LONDON - Brent oil held steady near $70 a barrel on Wednesday as record Chinese imports and tighter global supplies eased concerns about a deepening trade spat between the United States and China.
U.S. sanctions on crude exporters Iran and Venezuela as well as supply cuts by OPEC and Russia also supported prices.
Brent crude futures were at $69.78 per barrel by 0902 GMT, down 10 cents or 0.14 percent.
U.S. crude futures were at $61.47 per barrel, up 7 cents or 0.1 percent.
"It has been a less than auspicious start to the month for the energy complex. Oil prices had rallied about 40 percent since the beginning of the year but the move higher has for now been put on the back burner," said Stephen Brennock, analyst at London-based oil brokerage PVM.
China's crude imports in April hit a record for the month of 10.64 million barrels per day (bpd), customs data showed on Wednesday. That is an 11 percent rise from the same month last year. The country is the world's largest oil importer.
Oil prices had fallen earlier this week due to announcements from Washington that the United States would further raise tariffs on Chinese goods on Friday.
"The focus now will be on the two days of talks in Washington scheduled to take place between U.S. and Chinese officials," said Jasper Lawler, head of research at futures brokerage London Capital Group.
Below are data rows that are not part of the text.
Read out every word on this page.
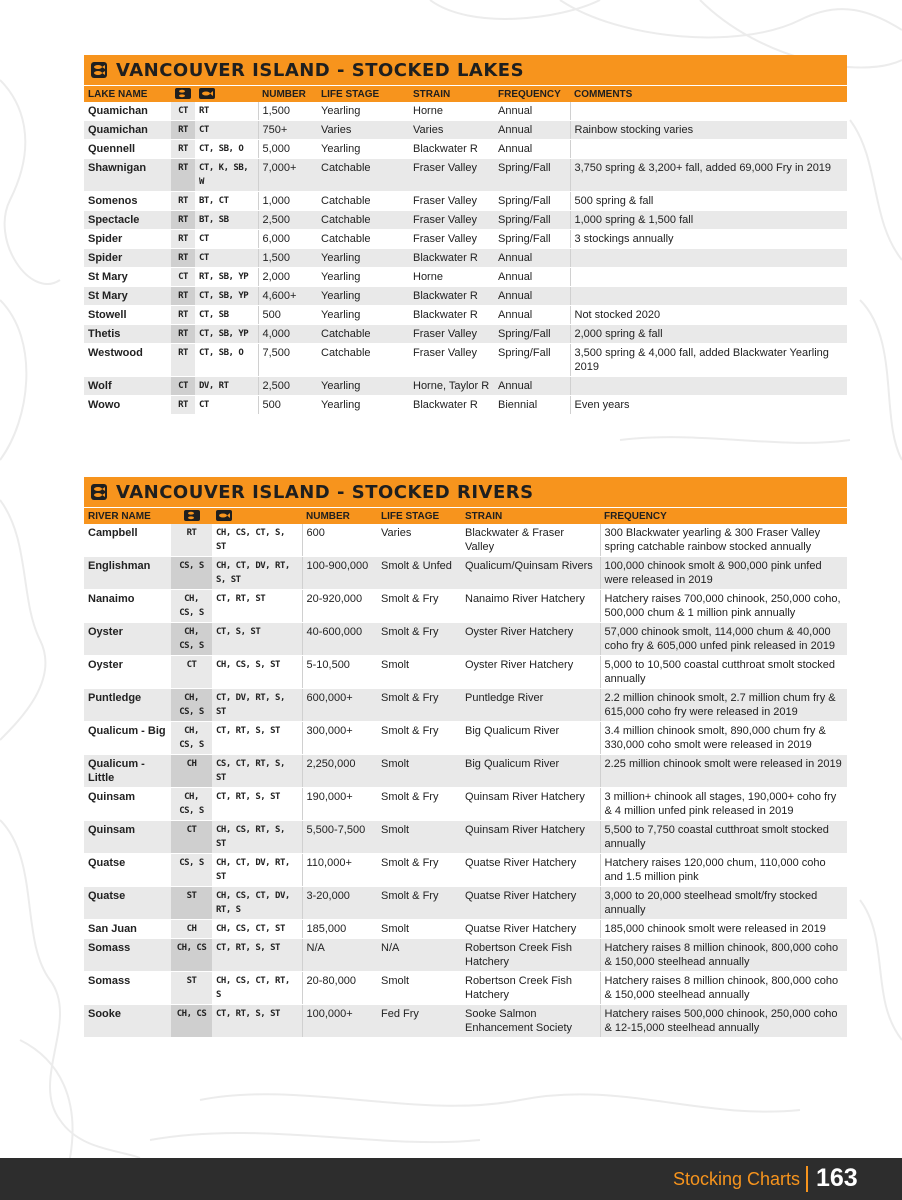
VANCOUVER ISLAND - STOCKED LAKES
LAKE NAME			NUMBER	LIFE STAGE	STRAIN	FREQUENCY	COMMENTS
Quamichan	CT	RT	1,500	Yearling	Horne	Annual	
Quamichan	RT	CT	750+	Varies	Varies	Annual	Rainbow stocking varies
Quennell	RT	CT, SB, O	5,000	Yearling	Blackwater R	Annual	
Shawnigan	RT	CT, K, SB, W	7,000+	Catchable	Fraser Valley	Spring/Fall	3,750 spring & 3,200+ fall, added 69,000 Fry in 2019
Somenos	RT	BT, CT	1,000	Catchable	Fraser Valley	Spring/Fall	500 spring & fall
Spectacle	RT	BT, SB	2,500	Catchable	Fraser Valley	Spring/Fall	1,000 spring & 1,500 fall
Spider	RT	CT	6,000	Catchable	Fraser Valley	Spring/Fall	3 stockings annually
Spider	RT	CT	1,500	Yearling	Blackwater R	Annual	
St Mary	CT	RT, SB, YP	2,000	Yearling	Horne	Annual	
St Mary	RT	CT, SB, YP	4,600+	Yearling	Blackwater R	Annual	
Stowell	RT	CT, SB	500	Yearling	Blackwater R	Annual	Not stocked 2020
Thetis	RT	CT, SB, YP	4,000	Catchable	Fraser Valley	Spring/Fall	2,000 spring & fall
Westwood	RT	CT, SB, O	7,500	Catchable	Fraser Valley	Spring/Fall	3,500 spring & 4,000 fall, added Blackwater Yearling 2019
Wolf	CT	DV, RT	2,500	Yearling	Horne, Taylor R	Annual	
Wowo	RT	CT	500	Yearling	Blackwater R	Biennial	Even years
VANCOUVER ISLAND - STOCKED RIVERS
RIVER NAME			NUMBER	LIFE STAGE	STRAIN	FREQUENCY
Campbell	RT	CH, CS, CT, S, ST	600	Varies	Blackwater & Fraser Valley	300 Blackwater yearling & 300 Fraser Valley spring catchable rainbow stocked annually
Englishman	CS, S	CH, CT, DV, RT, S, ST	100-900,000	Smolt & Unfed	Qualicum/Quinsam Rivers	100,000 chinook smolt & 900,000 pink unfed were released in 2019
Nanaimo	CH, CS, S	CT, RT, ST	20-920,000	Smolt & Fry	Nanaimo River Hatchery	Hatchery raises 700,000 chinook, 250,000 coho, 500,000 chum & 1 million pink annually
Oyster	CH, CS, S	CT, S, ST	40-600,000	Smolt & Fry	Oyster River Hatchery	57,000 chinook smolt, 114,000 chum & 40,000 coho fry & 605,000 unfed pink released in 2019
Oyster	CT	CH, CS, S, ST	5-10,500	Smolt	Oyster River Hatchery	5,000 to 10,500 coastal cutthroat smolt stocked annually
Puntledge	CH, CS, S	CT, DV, RT, S, ST	600,000+	Smolt & Fry	Puntledge River	2.2 million chinook smolt, 2.7 million chum fry & 615,000 coho fry were released in 2019
Qualicum - Big	CH, CS, S	CT, RT, S, ST	300,000+	Smolt & Fry	Big Qualicum River	3.4 million chinook smolt, 890,000 chum fry & 330,000 coho smolt were released in 2019
Qualicum - Little	CH	CS, CT, RT, S, ST	2,250,000	Smolt	Big Qualicum River	2.25 million chinook smolt were released in 2019
Quinsam	CH, CS, S	CT, RT, S, ST	190,000+	Smolt & Fry	Quinsam River Hatchery	3 million+ chinook all stages, 190,000+ coho fry & 4 million unfed pink released in 2019
Quinsam	CT	CH, CS, RT, S, ST	5,500-7,500	Smolt	Quinsam River Hatchery	5,500 to 7,750 coastal cutthroat smolt stocked annually
Quatse	CS, S	CH, CT, DV, RT, ST	110,000+	Smolt & Fry	Quatse River Hatchery	Hatchery raises 120,000 chum, 110,000 coho and 1.5 million pink
Quatse	ST	CH, CS, CT, DV, RT, S	3-20,000	Smolt & Fry	Quatse River Hatchery	3,000 to 20,000 steelhead smolt/fry stocked annually
San Juan	CH	CH, CS, CT, ST	185,000	Smolt	Quatse River Hatchery	185,000 chinook smolt were released in 2019
Somass	CH, CS	CT, RT, S, ST	N/A	N/A	Robertson Creek Fish Hatchery	Hatchery raises 8 million chinook, 800,000 coho & 150,000 steelhead annually
Somass	ST	CH, CS, CT, RT, S	20-80,000	Smolt	Robertson Creek Fish Hatchery	Hatchery raises 8 million chinook, 800,000 coho & 150,000 steelhead annually
Sooke	CH, CS	CT, RT, S, ST	100,000+	Fed Fry	Sooke Salmon Enhancement Society	Hatchery raises 500,000 chinook, 250,000 coho & 12-15,000 steelhead annually
Stocking Charts 163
Before that, prices had rallied on a tightening of U.S. sanctions on Iran with the aim of reducing oil exports from the key producer to zero.
Iran has said it will defy the sanctions. It also said it would stop implementing "some commitments" under a 2015 nuclear deal if it was not allowed to export oil.
Most analysts expect Iran's crude exports to fall to little more than 500,000 bpd, down from around 1 million bpd in April, as governments largely bow to U.S. pressure.
Washington has also slapped sanctions on Venezuelan oil exports.
Both sets of sanctions come amid already tight supply as the Organization of the Petroleum Exporting Countries has been withholding output this year to prop up prices.
U.S. Energy Secretary Rick Perry said on Tuesday that Saudi Arabia, OPEC's de facto leader, would increase its oil production to meet needs arising from sanctions on Iran.
But on Wednesday, Azerbaijan's oil minister said it had received assurances from Saudi Arabia that Riyadh would not take any unilateral decisions on the global oil deal until OPEC's June meeting.